Purified CsgA assembles into curli fibers on CsgB expressing cells. (Figure adapted from Wang et al. (29)) (a) CR staining of CsgA⁻B⁺ and CsgA⁻B⁻ overlaid with different concentrations of freshly purified CsgA. Only CsgA⁻B⁺ cells with CsgA proteins stained red. (b) Negative-stain EM of CsgA⁻B⁺ overlaid with freshly purified CsgA. Fibers were observed on the bacterial surface. Scar bar equals to 500 nm. (c) Negative-stain EM of CsgA⁻B⁻ overlaid with purified CsgA. No fibers were detected. Scar bar equals to 500 nm.

Fig. 3

CR staining and fluorescence quantification. (a) Use of CR staining to screen for curli mutants. Colonies of the wild-type E. coli stained red on the YESCA CR agar plate, while the curli defective mutant, csgA, remained white. Curli mutants (36) showed dark red, pink, or light pink color on the YESCA CR plate. (b–d) Measurements of the fluorescence associated with bacteria for CR (Em/Ex: 485/612 nm). BW25113 wild-type and the csgA deletion mutant strains were recovered from YESCA plates after 48 h of growth at 26°C and resuspended in 1 mL of 50 mM KPi (pH 7.2) containing 0.5 μg/mL CR or 4.5 μg/mL DAPI. After wash, serial base two dilutions are prepared and the fluorescence was measured in a 96-well plates by triplicate. As a reference, 100 μL of 50 mM KPi were used. (b) Comparison of CR fluorescence of curli producing wild-type and curli deficient csgA strains. Nonlinear (exponential fit): R ² = 0.970 and 0.778 for BW25113 and csgA, respectively. (c) To show that the BW25113 csgA mutant was present in the same amount as the wild-type BW25113 strain, bacteria were post-labeled with the unspecific DNA 4′,6-diamidino-2-phenylindole (DAPI) fluorochrome and the DAPI fluorescence is measured (Em/Ex: 350/460 nm). Nonlinear (exponential fit): R ² = 0.865 and 0.867 for BW25113 and csgA, respectively. (d) Quantification of CR fluorescence for bacteria prestained on YESCA CR plates. The CR fluorescence of the wild-type strain was significantly higher (around three times) compared with the BW25113 csgA mutant. ***p < 0.0001 using student’s t test.
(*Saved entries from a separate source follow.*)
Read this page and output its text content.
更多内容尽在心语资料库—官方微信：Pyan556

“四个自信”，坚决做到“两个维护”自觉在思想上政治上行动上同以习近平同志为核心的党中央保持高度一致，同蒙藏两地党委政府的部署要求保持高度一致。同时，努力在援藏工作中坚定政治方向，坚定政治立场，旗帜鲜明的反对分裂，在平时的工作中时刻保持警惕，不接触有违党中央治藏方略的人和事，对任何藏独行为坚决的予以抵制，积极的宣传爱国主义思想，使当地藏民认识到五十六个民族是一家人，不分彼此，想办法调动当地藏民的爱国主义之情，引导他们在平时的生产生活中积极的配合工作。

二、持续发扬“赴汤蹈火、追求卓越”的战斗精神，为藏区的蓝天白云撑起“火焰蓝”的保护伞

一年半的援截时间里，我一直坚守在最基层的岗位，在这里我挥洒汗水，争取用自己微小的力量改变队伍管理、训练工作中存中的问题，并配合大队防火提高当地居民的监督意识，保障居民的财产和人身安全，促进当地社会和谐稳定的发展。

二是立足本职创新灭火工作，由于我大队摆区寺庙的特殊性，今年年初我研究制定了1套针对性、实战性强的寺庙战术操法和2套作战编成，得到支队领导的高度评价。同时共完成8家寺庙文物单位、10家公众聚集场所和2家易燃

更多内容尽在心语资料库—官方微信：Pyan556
Error bars: average SEM of at least six wells per sample. The plate reader used in this determination was an Infinite 200 with the Tecan-I application and automatic optimization of the gain.

Fig. 4

Western blot analysis of whole cell lysates and agar plugs. (a) Western blots of whole cell extracts and plugs of E. coli strains (36) that were transferred onto PVDF membranes and probed with polyclonal anti-CsgA antibodies. The csgB mutant strain did not produce curli fibers and soluble secreted CsgA was found in the agar plug. (b) Western blots of whole cell and plugs of E. coli strains (36) that were transferred onto nitrocellulose membranes and probed with polyclonal anti-CsgB antibodies. A strain lacking CsgG results in no CsgA or CsgB in whole cells or in the agar analysis.